Chair Karamatsu, Vice Chair Ito, and Judiciary Committee members,
The League of Women Voters of Hawaii strongly supports a resolution to Congress. Attached is the proposed HD1 that we feel better states the position. We request that you use the proposed language and pass this resolution.
On January 21, 2010 in a 5-4 decision on Citizens United v. Federal Election Commission, the U.S. Supreme Court ruled that corporations and unions are persons and thereby entitled to Constitutional protections. The ruling threw out vital protections against corporate and union spending in elections, overturning a 1990 decision that upheld restrictions on corporate spending to support or oppose political candidates, and a 2003 decision that upheld the part of the Bipartisan Campaign Reform Act of 2002, aka McCain-Feingold, that restricted campaign spending by corporations and unions.
We strongly believe that the term “person” should match reality. Corporations and unions are legal entities; money is not speech, and human beings, not corporations, are persons entitled to constitutional rights.
Justice Stevens forcefully dissented that “At bottom, the Court’s opinion is thus a rejection of the common sense of the American people, who have recognized a need to prevent corporations from undermining self government since the founding, and who have fought against the distinctive corrupting potential of corporate electioneering since the days of Theodore Roosevelt. It is a strange time to repudiate that common sense. While American democracy is imperfect, few outside the majority of this Court would have thought its flaws included a dearth of corporate money in politics.” He also said the majority had committed a grave error in treating corporate speech the same as that of human beings and defended the restrictions that were struck down as modest and sensible. As he pointed out, even before the decision, corporations could act through their political action committees or outside the specified time windows.
A February 2010 Washington Post - ABC News poll found that Americans of across the political spectrum overwhelmingly [80% of respondents] oppose a Supreme Court ruling that allows corporations and unions to spend as much as they want on political campaigns, and most favor new limits on such spending to allow unfettered corporate political spending.
The national president of the League of Women Voters of the United States stated in congressional testimony and letters to U.S. Senators and Representatives, “The Court’s majority decision in Citizens United v.

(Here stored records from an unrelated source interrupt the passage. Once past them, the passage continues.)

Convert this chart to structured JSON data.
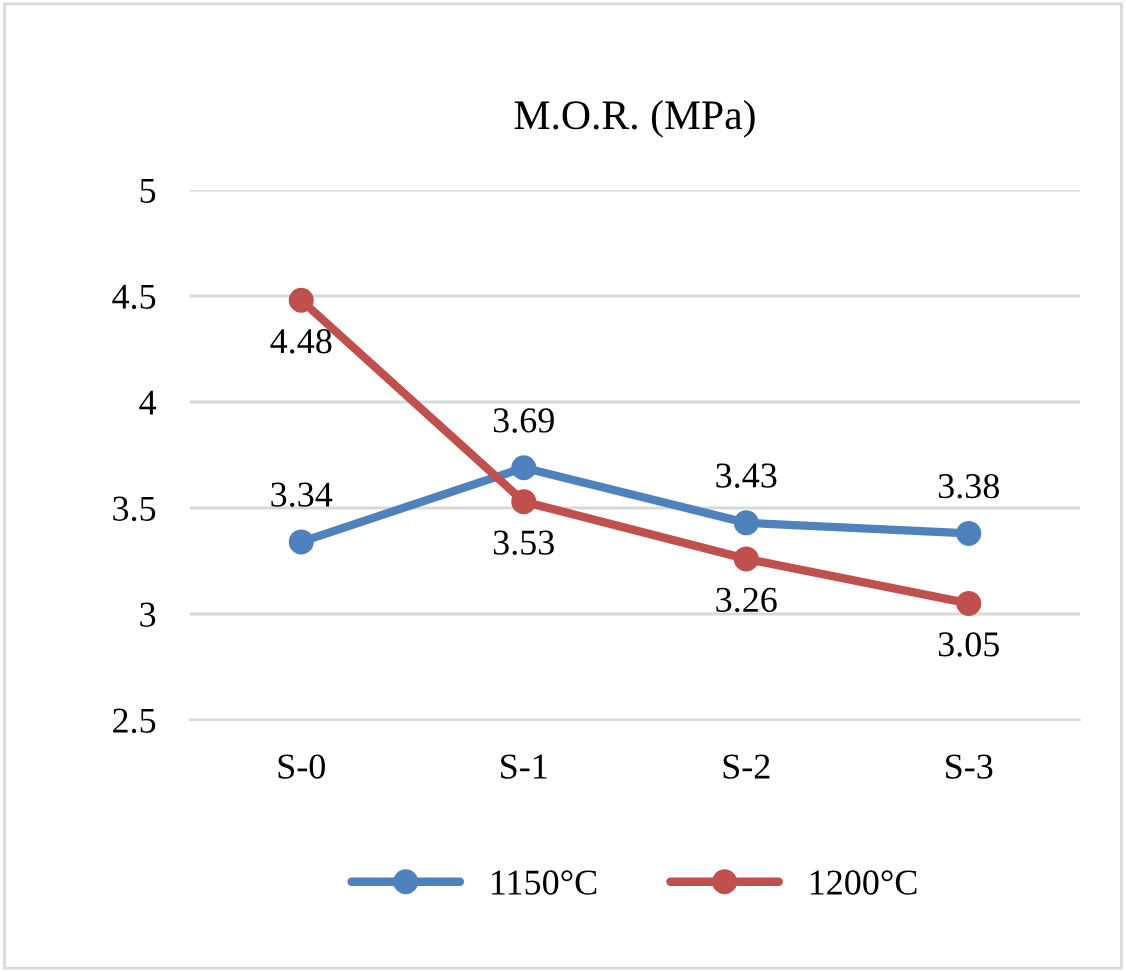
{
  "chart_data": {
    "type": "line",
    "title": "M.O.R. (MPa)",
    "categories": [
      "S-0",
      "S-1",
      "S-2",
      "S-3"
    ],
    "series": [
      {
        "name": "1150°C",
        "color": "#4f81bd",
        "values": [
          3.34,
          3.69,
          3.43,
          3.38
        ]
      },
      {
        "name": "1200°C",
        "color": "#c0504d",
        "values": [
          4.48,
          3.53,
          3.26,
          3.05
        ]
      }
    ],
    "ylim": [
      2.5,
      5
    ],
    "yticks": [
      2.5,
      3,
      3.5,
      4,
      4.5,
      5
    ],
    "grid": "y",
    "legend": "bottom",
    "marker": "circle",
    "line_style": "solid",
    "data_labels": true
  }
}
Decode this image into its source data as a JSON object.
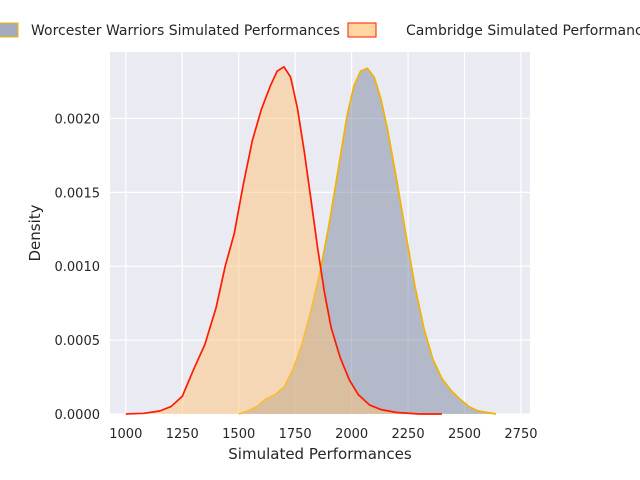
{
  "chart_data": {
    "type": "area",
    "title": "",
    "xlabel": "Simulated Performances",
    "ylabel": "Density",
    "xlim": [
      930,
      2790
    ],
    "ylim": [
      0,
      0.00245
    ],
    "x_ticks": [
      1000,
      1250,
      1500,
      1750,
      2000,
      2250,
      2500,
      2750
    ],
    "x_tick_labels": [
      "1000",
      "1250",
      "1500",
      "1750",
      "2000",
      "2250",
      "2500",
      "2750"
    ],
    "y_ticks": [
      0,
      0.0005,
      0.001,
      0.0015,
      0.002
    ],
    "y_tick_labels": [
      "0.0000",
      "0.0005",
      "0.0010",
      "0.0015",
      "0.0020"
    ],
    "grid": true,
    "legend_position": "top",
    "series": [
      {
        "name": "Worcester Warriors Simulated Performances",
        "fill": "#7d879f",
        "line": "#f0b400",
        "points": [
          [
            1500,
            0
          ],
          [
            1540,
            2e-05
          ],
          [
            1580,
            5e-05
          ],
          [
            1620,
            0.0001
          ],
          [
            1660,
            0.00013
          ],
          [
            1700,
            0.00018
          ],
          [
            1740,
            0.0003
          ],
          [
            1780,
            0.00047
          ],
          [
            1820,
            0.0007
          ],
          [
            1860,
            0.00096
          ],
          [
            1900,
            0.00128
          ],
          [
            1940,
            0.00165
          ],
          [
            1980,
            0.00202
          ],
          [
            2010,
            0.00222
          ],
          [
            2040,
            0.00232
          ],
          [
            2070,
            0.00234
          ],
          [
            2100,
            0.00228
          ],
          [
            2130,
            0.00213
          ],
          [
            2160,
            0.00192
          ],
          [
            2200,
            0.00158
          ],
          [
            2240,
            0.00122
          ],
          [
            2280,
            0.00087
          ],
          [
            2320,
            0.00058
          ],
          [
            2360,
            0.00037
          ],
          [
            2400,
            0.00024
          ],
          [
            2440,
            0.00016
          ],
          [
            2480,
            0.0001
          ],
          [
            2520,
            5e-05
          ],
          [
            2560,
            2e-05
          ],
          [
            2600,
            1e-05
          ],
          [
            2640,
            0
          ]
        ]
      },
      {
        "name": "Cambridge Simulated Performances",
        "fill": "#ffc477",
        "line": "#ff1a00",
        "points": [
          [
            1000,
            0
          ],
          [
            1080,
            5e-06
          ],
          [
            1150,
            2e-05
          ],
          [
            1200,
            5e-05
          ],
          [
            1250,
            0.00012
          ],
          [
            1300,
            0.0003
          ],
          [
            1350,
            0.00047
          ],
          [
            1400,
            0.00072
          ],
          [
            1440,
            0.001
          ],
          [
            1480,
            0.00122
          ],
          [
            1520,
            0.00155
          ],
          [
            1560,
            0.00185
          ],
          [
            1600,
            0.00206
          ],
          [
            1640,
            0.00222
          ],
          [
            1670,
            0.00232
          ],
          [
            1700,
            0.00235
          ],
          [
            1730,
            0.00228
          ],
          [
            1760,
            0.00207
          ],
          [
            1790,
            0.00178
          ],
          [
            1820,
            0.00145
          ],
          [
            1850,
            0.00112
          ],
          [
            1880,
            0.00082
          ],
          [
            1910,
            0.00058
          ],
          [
            1950,
            0.00038
          ],
          [
            1990,
            0.00023
          ],
          [
            2030,
            0.00013
          ],
          [
            2080,
            6e-05
          ],
          [
            2130,
            3e-05
          ],
          [
            2200,
            1e-05
          ],
          [
            2300,
            0
          ],
          [
            2400,
            0
          ]
        ]
      }
    ]
  }
}
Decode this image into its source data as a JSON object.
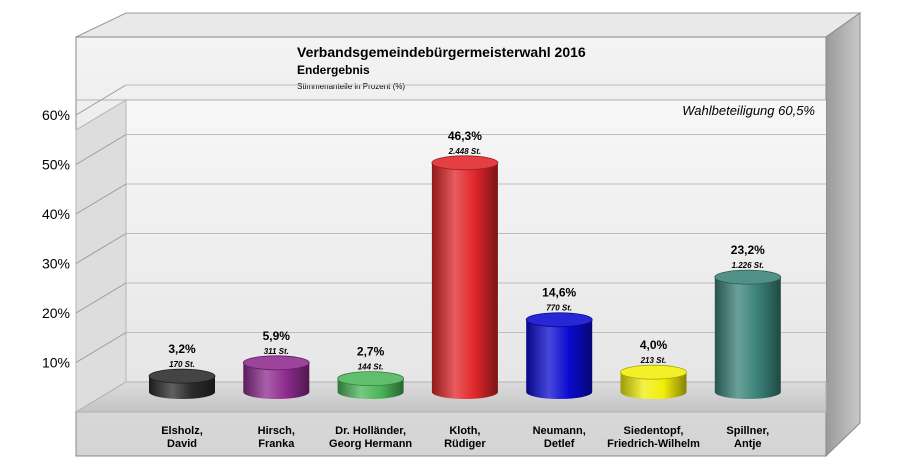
{
  "chart_data": {
    "type": "bar",
    "title": "Verbandsgemeindebürgermeisterwahl 2016",
    "subtitle": "Endergebnis",
    "caption": "Stimmenanteile in Prozent (%)",
    "annotation": "Wahlbeteiligung 60,5%",
    "categories": [
      [
        "Elsholz,",
        "David"
      ],
      [
        "Hirsch,",
        "Franka"
      ],
      [
        "Dr. Holländer,",
        "Georg Hermann"
      ],
      [
        "Kloth,",
        "Rüdiger"
      ],
      [
        "Neumann,",
        "Detlef"
      ],
      [
        "Siedentopf,",
        "Friedrich-Wilhelm"
      ],
      [
        "Spillner,",
        "Antje"
      ]
    ],
    "values": [
      3.2,
      5.9,
      2.7,
      46.3,
      14.6,
      4.0,
      23.2
    ],
    "value_labels": [
      "3,2%",
      "5,9%",
      "2,7%",
      "46,3%",
      "14,6%",
      "4,0%",
      "23,2%"
    ],
    "votes_labels": [
      "170 St.",
      "311 St.",
      "144 St.",
      "2.448 St.",
      "770 St.",
      "213 St.",
      "1.226 St."
    ],
    "colors": [
      "#2b2b2b",
      "#8e2b8e",
      "#4bb559",
      "#e0262a",
      "#0a0ad0",
      "#f2ee0a",
      "#3a8278"
    ],
    "yticks": [
      "10%",
      "20%",
      "30%",
      "40%",
      "50%",
      "60%"
    ],
    "ytick_values": [
      10,
      20,
      30,
      40,
      50,
      60
    ],
    "ylim": [
      0,
      60
    ],
    "grid": true
  }
}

FEC was fundamentally wrong and a tragic mistake. But this is the decision of the Court. Congress needs to respond now, recognizing its own authority and responsibility to uphold the Constitution.”
While special interest money has always been a concern in elections, corporations may now intervene in elections, taking power away from voters. That is why it is important for Hawaii to speak up. HCR 282 lets Hawaii’s voice be heard in Congress on this urgent and critical issue, and we ask you to pass it, using the proposed language.
Thank you for this opportunity to testify.